Punk: So I roll under the fucking corner and I motion to Doc, I go 'I have a concussion.' And he was like 'what do you want me to do?' And I just started laughing and I was just like 'Doctor, you are one of the most worthless pieces of shit I have ever met in my entire life.'

Colt: Well, hold on. I agree, but I don't agree, but like what does he do?

Punk: But this is miserable fucking Phil Brooks you're talking about.

Colt: Okay.

Punk: So he goes 'do you want me to tell somebody?' And I go 'No, I'm just going to sit here for a minute, I'm going to collect my wits and I'll go do my shit.' Next thing I know, one of the refs is like 'Kane's out here, he's going to pull you out early.' And my knee jerk reaction from 15+ years of being a pro wrestler was 'Fuck you, I'm finishing this match. If Kane touches me, I'm going to fucking quit.' So then poor Glen is out there, he's like shirtless wearing business slacks...

Colt: Corporate Kane.

Punk: ...and he's like crouching down and the camera is trying not to shoot him and it was chaos. But then eventually we did the angle, he choke slammed me through the fucking thing."
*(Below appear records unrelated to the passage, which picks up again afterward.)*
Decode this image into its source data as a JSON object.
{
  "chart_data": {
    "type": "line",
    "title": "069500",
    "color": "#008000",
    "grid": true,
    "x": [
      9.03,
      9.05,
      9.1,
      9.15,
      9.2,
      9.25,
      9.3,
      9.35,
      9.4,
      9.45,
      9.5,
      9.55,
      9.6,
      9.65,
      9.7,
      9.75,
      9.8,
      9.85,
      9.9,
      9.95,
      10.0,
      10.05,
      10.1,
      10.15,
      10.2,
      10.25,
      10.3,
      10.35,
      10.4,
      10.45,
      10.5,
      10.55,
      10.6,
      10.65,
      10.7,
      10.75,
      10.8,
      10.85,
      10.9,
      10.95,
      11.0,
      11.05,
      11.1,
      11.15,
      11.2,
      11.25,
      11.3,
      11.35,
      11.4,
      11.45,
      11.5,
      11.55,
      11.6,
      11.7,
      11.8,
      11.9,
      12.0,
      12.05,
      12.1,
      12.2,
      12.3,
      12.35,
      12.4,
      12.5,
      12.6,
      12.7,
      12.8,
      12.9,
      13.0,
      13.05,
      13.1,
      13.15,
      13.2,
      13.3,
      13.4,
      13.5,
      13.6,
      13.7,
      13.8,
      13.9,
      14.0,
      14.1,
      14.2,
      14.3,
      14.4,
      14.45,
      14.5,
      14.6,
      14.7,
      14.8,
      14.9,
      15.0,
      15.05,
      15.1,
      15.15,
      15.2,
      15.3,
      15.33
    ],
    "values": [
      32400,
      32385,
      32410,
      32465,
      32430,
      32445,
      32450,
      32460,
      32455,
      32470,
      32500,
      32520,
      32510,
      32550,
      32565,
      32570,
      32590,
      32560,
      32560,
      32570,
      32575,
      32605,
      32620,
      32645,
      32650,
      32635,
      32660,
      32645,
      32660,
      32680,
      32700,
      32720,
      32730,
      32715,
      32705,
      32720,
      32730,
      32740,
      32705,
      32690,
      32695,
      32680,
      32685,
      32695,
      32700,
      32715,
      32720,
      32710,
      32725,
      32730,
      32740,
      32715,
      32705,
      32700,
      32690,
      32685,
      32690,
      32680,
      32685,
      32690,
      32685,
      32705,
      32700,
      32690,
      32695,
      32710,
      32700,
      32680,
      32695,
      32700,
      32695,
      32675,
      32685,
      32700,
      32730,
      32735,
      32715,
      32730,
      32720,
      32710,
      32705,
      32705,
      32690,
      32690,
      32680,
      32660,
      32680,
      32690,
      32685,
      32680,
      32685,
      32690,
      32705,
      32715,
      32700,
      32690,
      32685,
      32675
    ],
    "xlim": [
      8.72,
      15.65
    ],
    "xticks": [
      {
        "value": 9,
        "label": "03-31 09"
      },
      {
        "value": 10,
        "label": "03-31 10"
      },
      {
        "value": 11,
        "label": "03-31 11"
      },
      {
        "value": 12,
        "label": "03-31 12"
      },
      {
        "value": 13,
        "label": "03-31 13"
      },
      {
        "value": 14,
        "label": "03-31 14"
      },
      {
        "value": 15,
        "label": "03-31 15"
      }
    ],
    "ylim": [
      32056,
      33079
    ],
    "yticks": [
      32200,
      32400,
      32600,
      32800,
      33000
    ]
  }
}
So, yes, after possibly suffering a concussion, CM Punk had to determine himself when he was safe to play again (which was very quickly, he only took a minute to rest) and then he worked for another 35+ minutes before being chokeslammed through a table to end his night!

True, part of the problem was Punk's wrestler pride kicking in (the ethos of "it doesn't matter how hurt you are, you keep going as long as scripted", bred partially by Triple H being praised to all high heaven for once completing a match with a torn quad muscle) and refusing to go home early, but either way it seems like he had to go through a table, concussion be damned, maybe because Paul Levesque's WrestleMania angle was so God damn important that calling an audible wouldn't have even crossed his mind. That truly sounds like a director the Sports Legacy Institute can be proud of!